Just to address the comments directly, I think the issue isn't that someone was mean online. The issue is that the platform is designed to keep impressionable minds engaged at any cost, including their mental health. It's effectively Las Vegas in their pocket, and we wouldn't let 14 year olds loose in Vegas. We have rules for that which we all agreed to pass as laws.
The discussion is at what level and what kind of rules we might need.
Yeah, maybe the parents should actually parent instead of asking the government to. If you don’t like what the internet says, don’t let your kid use it?
The proposal in the article is to require the companies to track and publish what sort of platform they run. That sounds like a pretty valuable tool for parents.
There has to be some way to work towards a society where that guy keeps his mouth shut instead of being a dick to a teenager that was just having fun.
It's as if when you decide to put yourself out there publicly on social media you should be prepared to receive negative comments.

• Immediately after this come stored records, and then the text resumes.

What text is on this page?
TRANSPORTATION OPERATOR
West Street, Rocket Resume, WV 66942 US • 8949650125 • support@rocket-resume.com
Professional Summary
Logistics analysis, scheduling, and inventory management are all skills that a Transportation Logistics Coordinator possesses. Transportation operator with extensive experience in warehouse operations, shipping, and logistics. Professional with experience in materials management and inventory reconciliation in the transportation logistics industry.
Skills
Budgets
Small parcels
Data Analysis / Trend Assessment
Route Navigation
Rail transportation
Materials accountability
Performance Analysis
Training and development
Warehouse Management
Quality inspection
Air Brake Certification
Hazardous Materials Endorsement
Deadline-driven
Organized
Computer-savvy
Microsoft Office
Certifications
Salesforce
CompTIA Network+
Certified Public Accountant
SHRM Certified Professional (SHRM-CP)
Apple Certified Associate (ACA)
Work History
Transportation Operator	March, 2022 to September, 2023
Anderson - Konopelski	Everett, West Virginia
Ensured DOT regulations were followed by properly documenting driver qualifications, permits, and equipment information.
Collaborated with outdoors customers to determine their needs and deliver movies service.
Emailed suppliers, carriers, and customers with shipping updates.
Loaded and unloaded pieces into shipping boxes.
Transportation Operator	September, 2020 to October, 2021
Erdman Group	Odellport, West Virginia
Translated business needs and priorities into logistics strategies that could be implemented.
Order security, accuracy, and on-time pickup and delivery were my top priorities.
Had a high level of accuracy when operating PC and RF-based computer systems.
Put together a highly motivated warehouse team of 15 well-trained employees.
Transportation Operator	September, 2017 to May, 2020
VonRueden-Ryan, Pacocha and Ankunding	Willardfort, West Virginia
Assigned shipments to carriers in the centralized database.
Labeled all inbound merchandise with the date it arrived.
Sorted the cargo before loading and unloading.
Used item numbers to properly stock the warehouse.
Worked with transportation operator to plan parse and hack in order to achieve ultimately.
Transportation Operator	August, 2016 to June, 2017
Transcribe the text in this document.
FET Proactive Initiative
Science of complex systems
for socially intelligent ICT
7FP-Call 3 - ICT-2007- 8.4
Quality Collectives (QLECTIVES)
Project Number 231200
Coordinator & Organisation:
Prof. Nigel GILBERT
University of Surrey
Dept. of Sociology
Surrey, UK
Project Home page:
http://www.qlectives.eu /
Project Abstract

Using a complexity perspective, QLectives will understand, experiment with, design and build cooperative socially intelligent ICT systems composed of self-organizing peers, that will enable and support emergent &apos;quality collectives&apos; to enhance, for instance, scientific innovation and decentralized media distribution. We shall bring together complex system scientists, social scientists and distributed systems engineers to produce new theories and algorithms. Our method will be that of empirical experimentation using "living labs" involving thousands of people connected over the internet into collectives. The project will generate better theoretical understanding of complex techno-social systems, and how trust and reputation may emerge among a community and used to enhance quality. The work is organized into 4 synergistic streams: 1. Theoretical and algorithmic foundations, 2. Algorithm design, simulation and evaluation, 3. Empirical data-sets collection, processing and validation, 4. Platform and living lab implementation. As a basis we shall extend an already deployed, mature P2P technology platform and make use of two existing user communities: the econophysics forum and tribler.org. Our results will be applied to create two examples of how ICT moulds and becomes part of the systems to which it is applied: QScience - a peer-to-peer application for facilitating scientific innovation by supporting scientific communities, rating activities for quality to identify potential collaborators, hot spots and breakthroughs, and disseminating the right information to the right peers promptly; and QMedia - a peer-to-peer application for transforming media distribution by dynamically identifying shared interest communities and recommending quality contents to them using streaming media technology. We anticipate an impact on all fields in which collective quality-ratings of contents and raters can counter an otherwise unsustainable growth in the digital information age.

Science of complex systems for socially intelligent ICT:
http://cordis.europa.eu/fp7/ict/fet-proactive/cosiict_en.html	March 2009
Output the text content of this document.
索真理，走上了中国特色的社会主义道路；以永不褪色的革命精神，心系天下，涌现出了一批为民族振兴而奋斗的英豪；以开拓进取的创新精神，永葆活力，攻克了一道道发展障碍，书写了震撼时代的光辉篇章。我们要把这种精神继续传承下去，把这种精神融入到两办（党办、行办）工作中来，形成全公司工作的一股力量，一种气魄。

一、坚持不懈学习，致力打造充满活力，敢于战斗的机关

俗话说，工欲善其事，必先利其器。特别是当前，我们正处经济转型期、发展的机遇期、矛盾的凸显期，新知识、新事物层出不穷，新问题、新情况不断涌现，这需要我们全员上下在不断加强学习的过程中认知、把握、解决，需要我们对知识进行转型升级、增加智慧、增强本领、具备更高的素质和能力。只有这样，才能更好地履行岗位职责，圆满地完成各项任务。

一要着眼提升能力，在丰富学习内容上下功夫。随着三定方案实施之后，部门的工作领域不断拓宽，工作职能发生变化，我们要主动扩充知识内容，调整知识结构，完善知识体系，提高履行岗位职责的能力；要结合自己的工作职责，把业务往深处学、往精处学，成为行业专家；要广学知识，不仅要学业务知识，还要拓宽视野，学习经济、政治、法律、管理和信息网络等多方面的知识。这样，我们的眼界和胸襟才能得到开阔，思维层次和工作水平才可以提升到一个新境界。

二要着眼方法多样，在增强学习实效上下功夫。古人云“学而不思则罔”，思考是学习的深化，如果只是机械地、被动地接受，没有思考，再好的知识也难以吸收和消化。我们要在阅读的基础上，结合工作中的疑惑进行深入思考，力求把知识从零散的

Who would have thought?
Concerned parent absolutely flabbergasted that non-restricted Internet use lead to his children experiencing bad actors online; Responds by yelling at the company 'der derka DER!!! derka derka DER muh CHILDREN!!!' But Ned, what about the children? Now the parent is angry and it doesn't know why! Should they be a better parent? No, it's someone's fault.
But for adults, as status seeking individuals we’ve been given a platform that allows us to efficiently vie for status against one another.
The innuendos, humble bragging, etc. how is that any different than driving a Porsche down the freeway? Is social media more pervasive, gamified, and convenient? Is that why it’s bad?
I subscribe to the idea that social media is society holding a mirror up to itself. It is certainly divisive, but if all that had ever prevented that division is this rapid dissemination we have now, is that really the platforms’ faults?
It’s just more raw, real, fake, and everything people are anyway.